The pope later met privately with President Bush. A joint declaration following the meeting contained only a list of items touched upon in their conversation. To the extent that Iraq was mentioned at all, the main focus seems to have been on the “precarious state of Christian communities there.”
As important as the welfare of Iraqi Christians surely is, the issue hardly trumps the overriding moral concern over the launching of the preemptive war in the first place. What, if anything, did Pope Benedict and President Bush say to one another about that?
That same evening the pope addressed the bishops in the National Shrine of the Immaculate Conception. Some bishops were quoted afterward bestowing effusive praise on the pope’s remarks. But advocates for survivors of sexual abuse by priests charged that the pope did not go far enough, that he should have indicated his intention to remove bishops who had mishandled the crisis or covered up its crimes.
The positive aspects of Pope Benedict’s address to the bishops are easy to detect.
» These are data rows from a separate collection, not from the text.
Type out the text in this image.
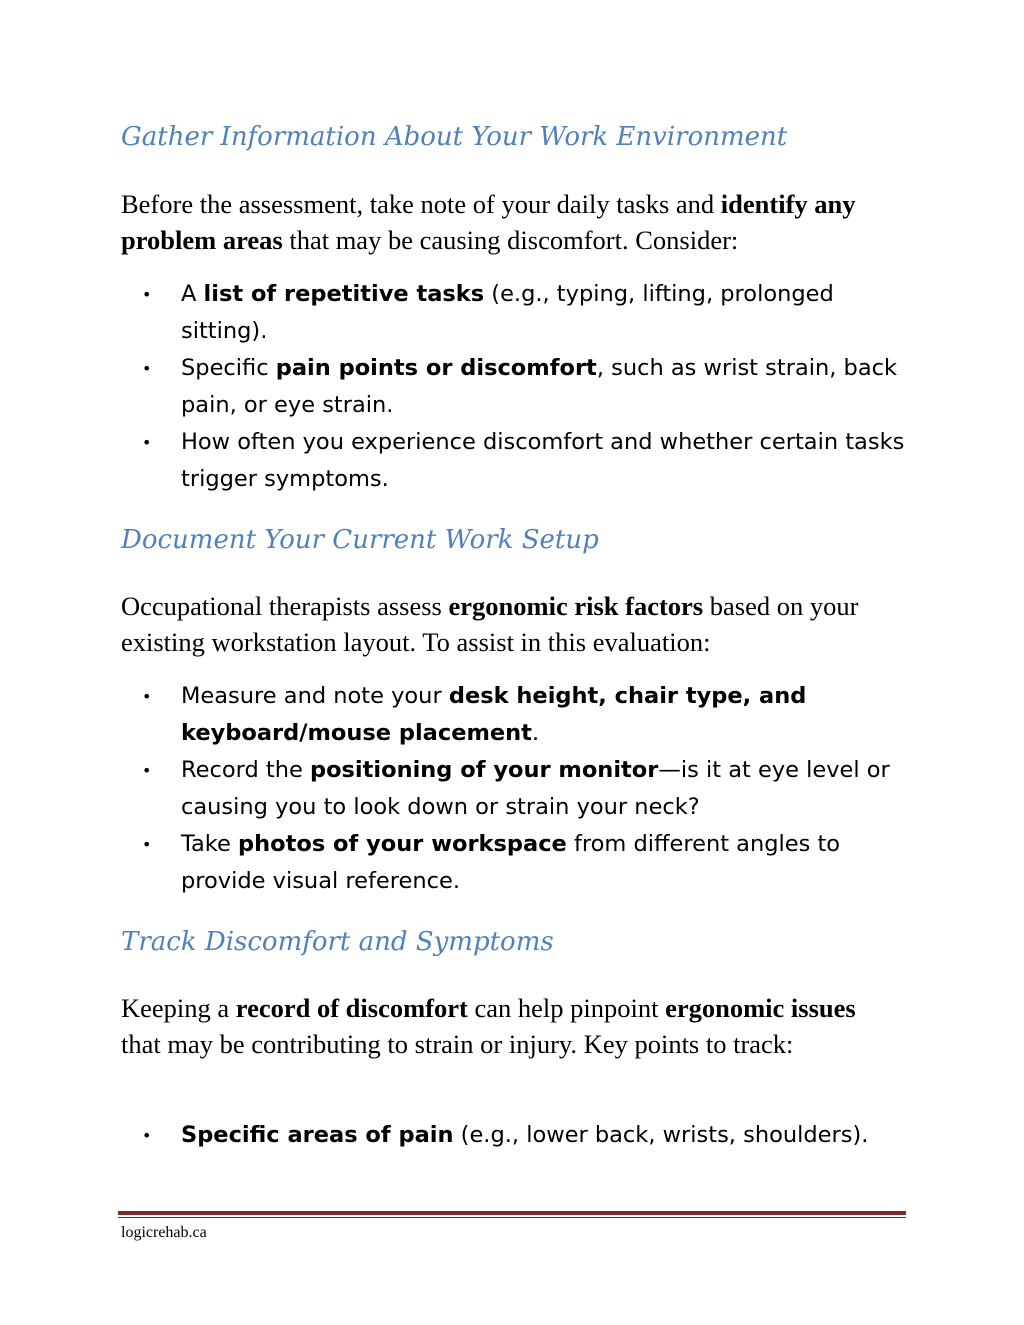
Gather Information About Your Work Environment

Before the assessment, take note of your daily tasks and identify any problem areas that may be causing discomfort. Consider:

• A list of repetitive tasks (e.g., typing, lifting, prolonged sitting).
• Specific pain points or discomfort, such as wrist strain, back pain, or eye strain.
• How often you experience discomfort and whether certain tasks trigger symptoms.
Document Your Current Work Setup

Occupational therapists assess ergonomic risk factors based on your existing workstation layout. To assist in this evaluation:

• Measure and note your desk height, chair type, and keyboard/mouse placement.
• Record the positioning of your monitor—is it at eye level or causing you to look down or strain your neck?
• Take photos of your workspace from different angles to provide visual reference.
Track Discomfort and Symptoms

Keeping a record of discomfort can help pinpoint ergonomic issues that may be contributing to strain or injury. Key points to track:

• Specific areas of pain (e.g., lower back, wrists, shoulders).
logicrehab.ca
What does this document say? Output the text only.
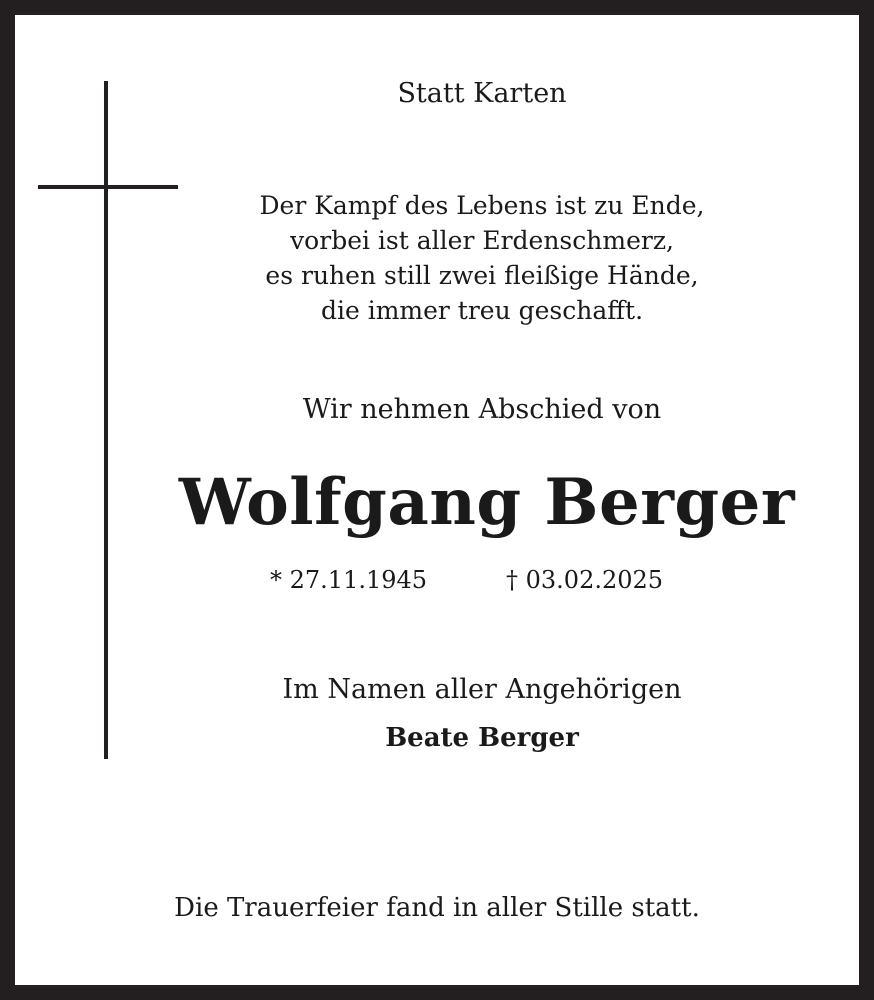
Statt Karten
Der Kampf des Lebens ist zu Ende,
vorbei ist aller Erdenschmerz,
es ruhen still zwei fleißige Hände,
die immer treu geschafft.
Wir nehmen Abschied von
Wolfgang Berger
* 27.11.1945	† 03.02.2025
Im Namen aller Angehörigen
Beate Berger
Die Trauerfeier fand in aller Stille statt.
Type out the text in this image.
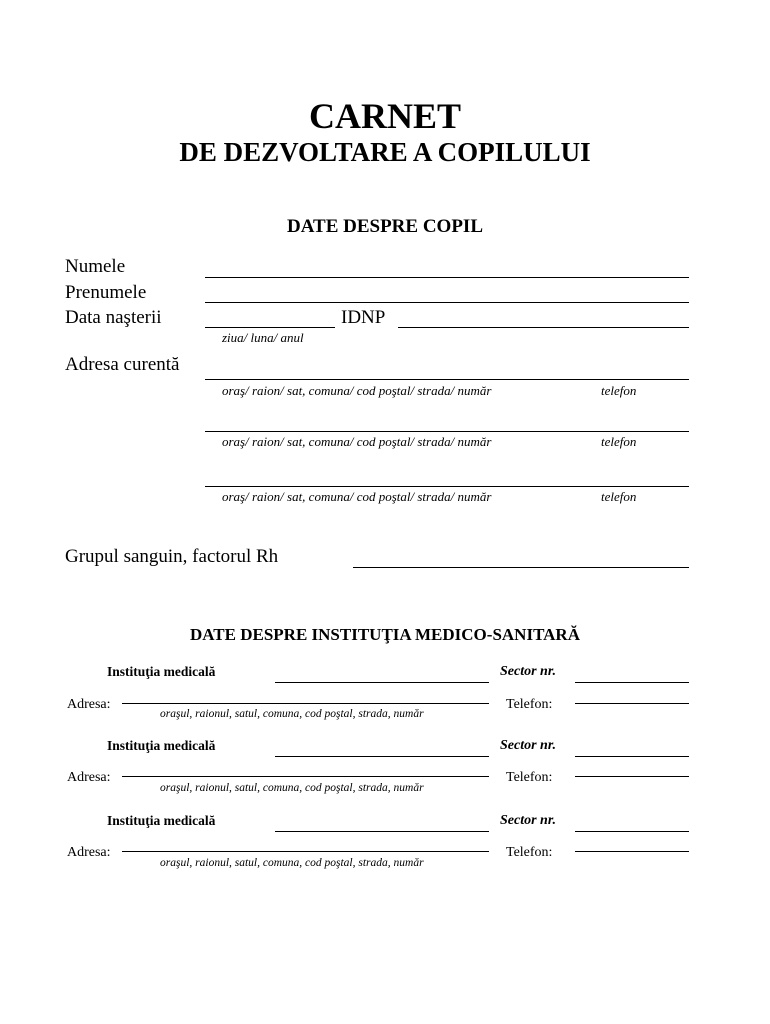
CARNET
DE DEZVOLTARE A COPILULUI
DATE DESPRE COPIL
Numele
Prenumele
Data naşterii	IDNP
ziua/ luna/ anul
Adresa curentă
oraş/ raion/ sat, comuna/ cod poştal/ strada/ număr	telefon
oraş/ raion/ sat, comuna/ cod poştal/ strada/ număr	telefon
oraş/ raion/ sat, comuna/ cod poştal/ strada/ număr	telefon
Grupul sanguin, factorul Rh
DATE DESPRE INSTITUŢIA MEDICO-SANITARĂ
Instituţia medicală	Sector nr.
Adresa:
oraşul, raionul, satul, comuna, cod poştal, strada, număr
Telefon:
Instituţia medicală	Sector nr.
Adresa:
oraşul, raionul, satul, comuna, cod poştal, strada, număr
Telefon:
Instituţia medicală	Sector nr.
Adresa:
oraşul, raionul, satul, comuna, cod poştal, strada, număr
Telefon:
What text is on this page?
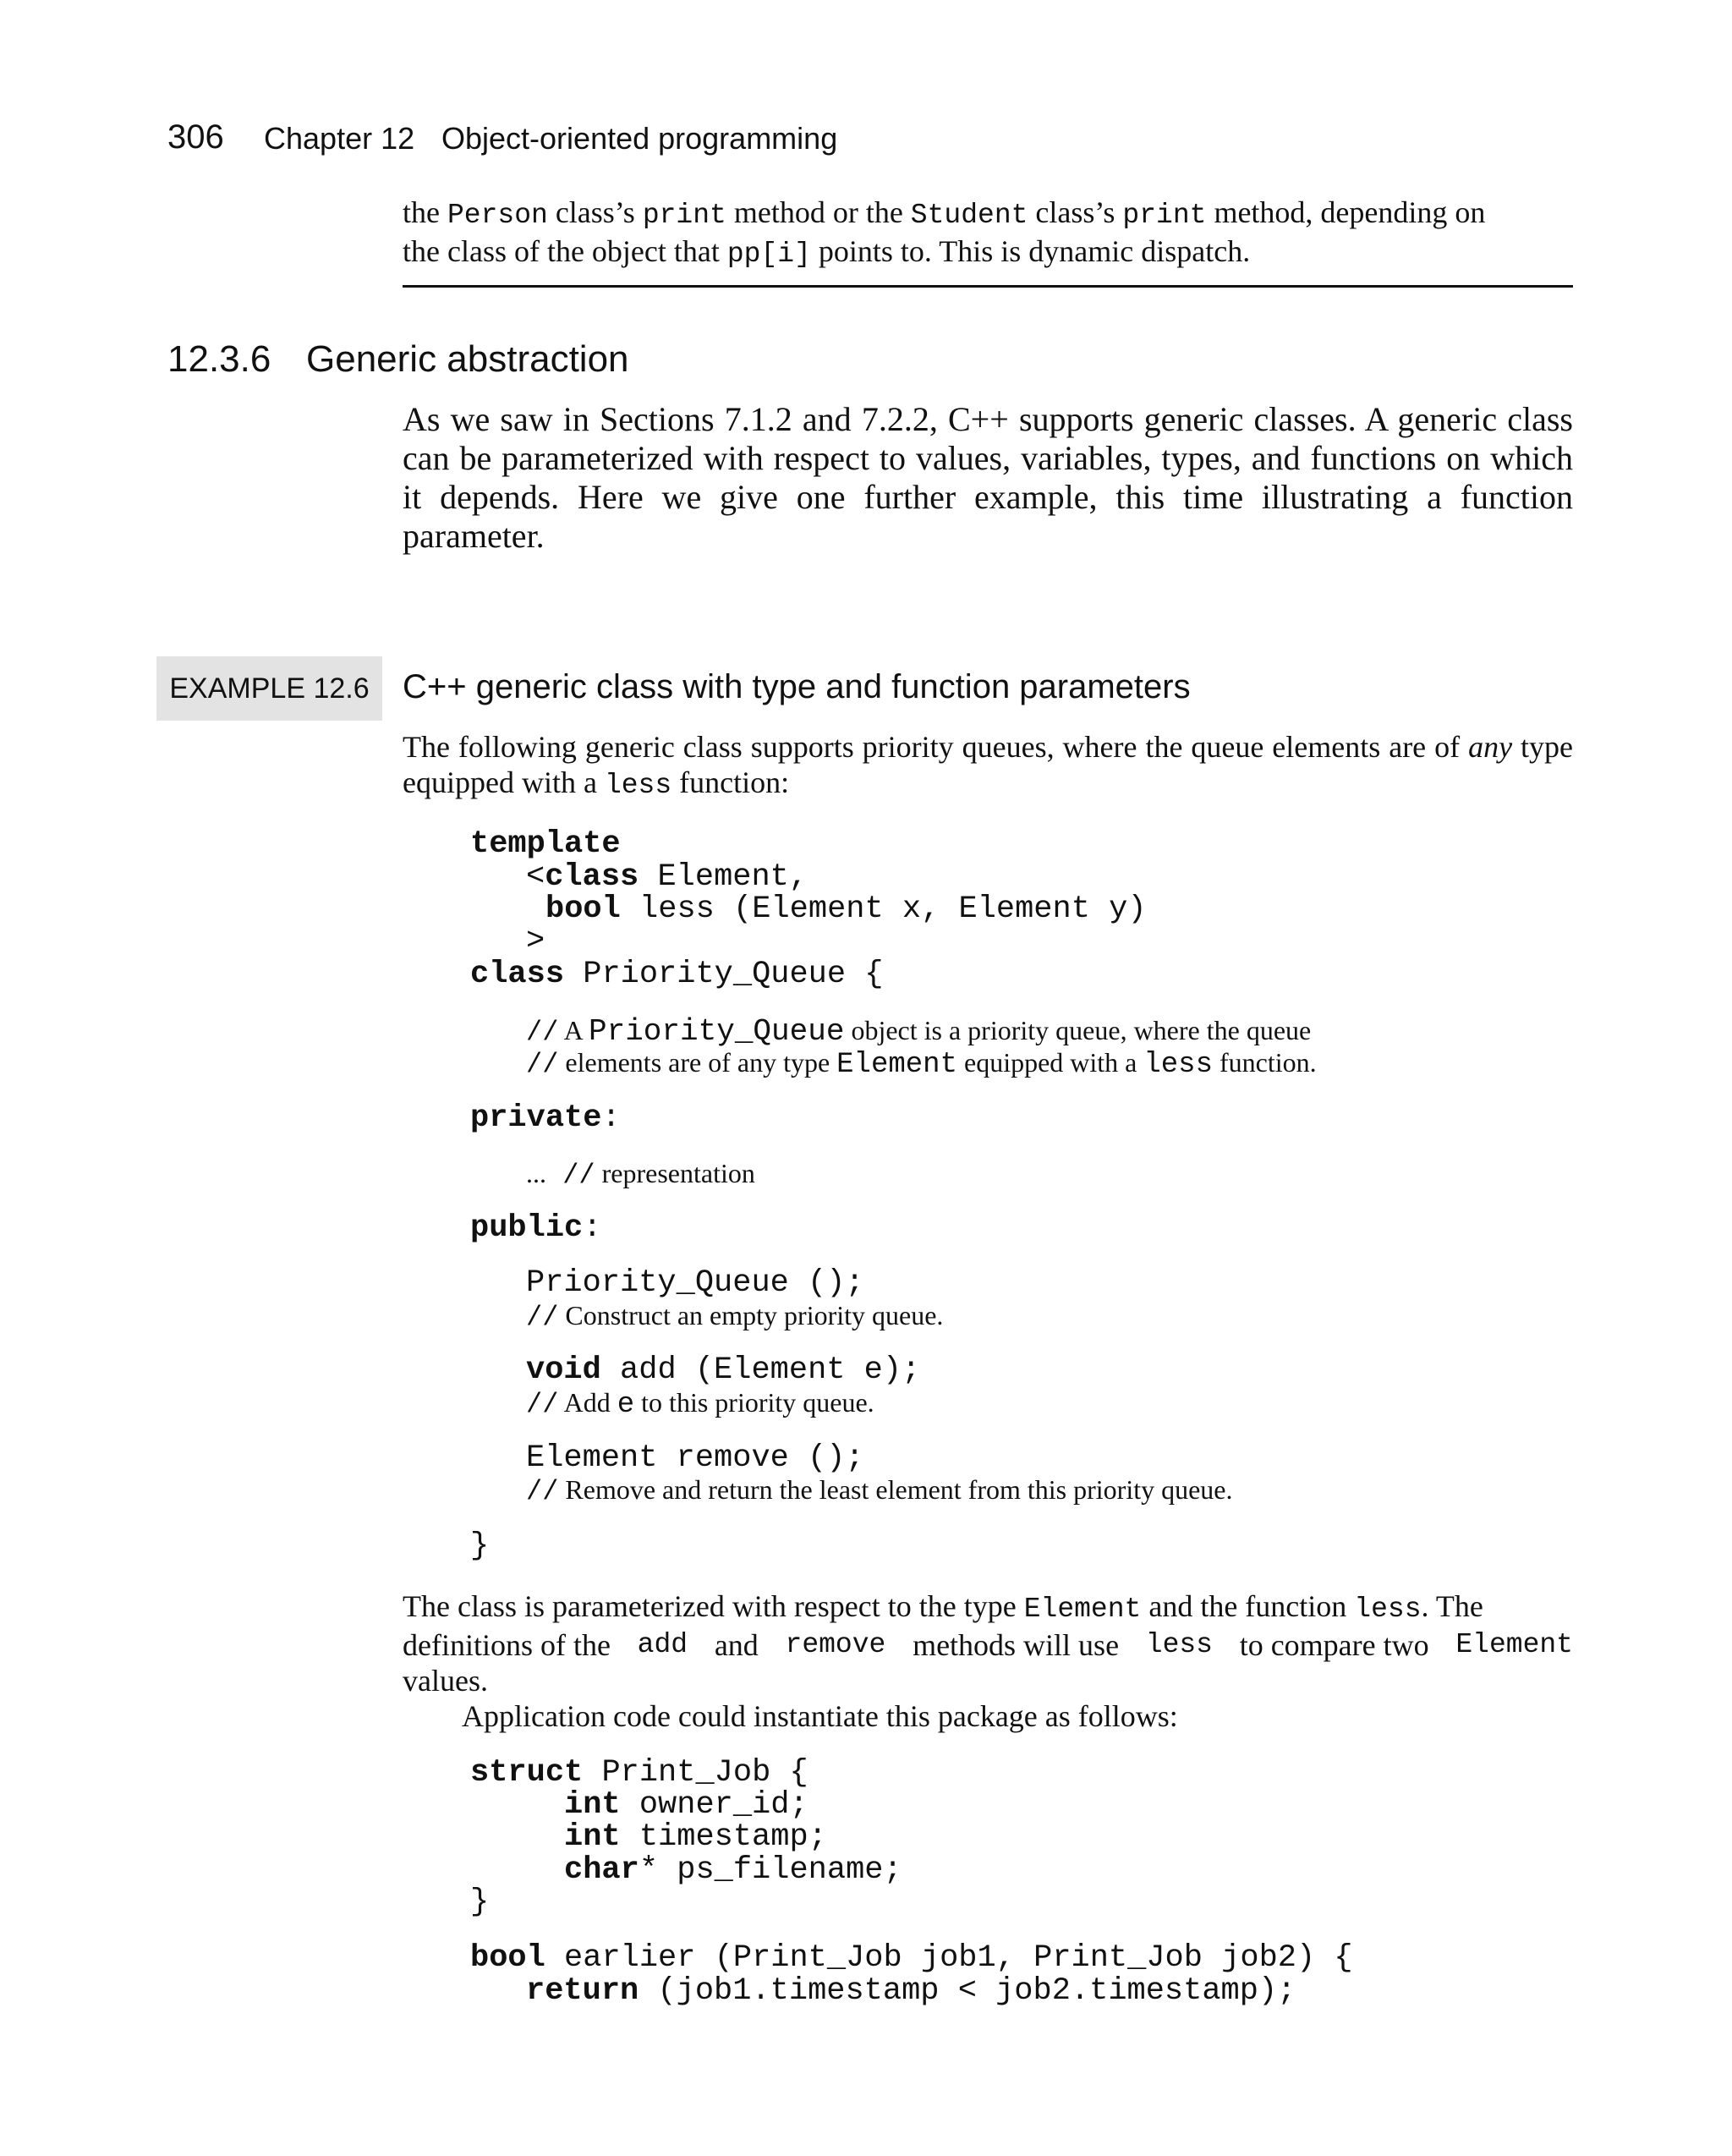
306 Chapter 12 Object-oriented programming
the Person class’s print method or the Student class’s print method, depending on
the class of the object that pp[i] points to. This is dynamic dispatch.
12.3.6 Generic abstraction
As we saw in Sections 7.1.2 and 7.2.2, C++ supports generic classes. A generic class can be parameterized with respect to values, variables, types, and functions on which it depends. Here we give one further example, this time illustrating a function parameter.
EXAMPLE 12.6 C++ generic class with type and function parameters
The following generic class supports priority queues, where the queue elements are of any type equipped with a less function:
template
<class Element,
bool less (Element x, Element y)
>
class Priority_Queue {
// A Priority_Queue object is a priority queue, where the queue
// elements are of any type Element equipped with a less function.
private:
... // representation
public:
Priority_Queue ();
// Construct an empty priority queue.
void add (Element e);
// Add e to this priority queue.
Element remove ();
// Remove and return the least element from this priority queue.
}
The class is parameterized with respect to the type Element and the function less. The
definitions of the add and remove methods will use less to compare two Element
values.
Application code could instantiate this package as follows:
struct Print_Job {
int owner_id;
int timestamp;
char* ps_filename;
}
bool earlier (Print_Job job1, Print_Job job2) {
return (job1.timestamp < job2.timestamp);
He praised the vibrancy of the Catholic Church in the United States and the generosity of U.S. Catholics on both national and international fronts. He also acknowledged the “great faith” of the American people, and their respect for religious freedom.
But surely the most positive feature of the address to the bishops, and later in his homily at Nationals Park, was the explicit and emphatic attention given to the sexual-abuse crisis in the priesthood. The pope referred to the scandal as among the “countersigns to the Gospel of life” and a cause of “deep shame.”
He called for “compassion and care” toward the survivors of sexual abuse, and reinforced his plea later in a private meeting with five survivors from Boston. At the same time, he appealed to the bishops “to bind up the wounds caused by every breach of trust, to foster healing, to promote reconciliation and to reach out with loving concern to those seriously wronged.”
The pope also reaffirmed his determination to keep predatory priests out of the priesthood in order to protect other potential victims.
Not a word, however, about those bishops still in office who not only “mishandled” the crisis but actually covered up the criminal behavior of the abusive priests.
The failure to discipline any of these bishops rankles advocates of survivors’ rights and has upset not a few priests who feel that a double-standard is at work: punishment for priests, but not for bishops.
In the question period following the formal address, the pope touched upon the shortage of vocations to the priesthood and the need for intellectually and spiritually well-formed seminarians.
But the pope did not acknowledge that the vocations crisis is as much qualitative as quantitative. The church is not only getting fewer candidates, but too many of those who do come forward are below traditional standards of readiness.
His emphasis on the bishops as shepherds also was problematic. The highly educated laity are not sheep, ever ready to follow their shepherds wherever they might lead them.
Overall, however, the pope’s forthrightness about the sexual-abuse crisis insures that his pastoral visit to the United States will be regarded by most as a major success.
Father McBrien is a professor of theology at the University of Notre Dame.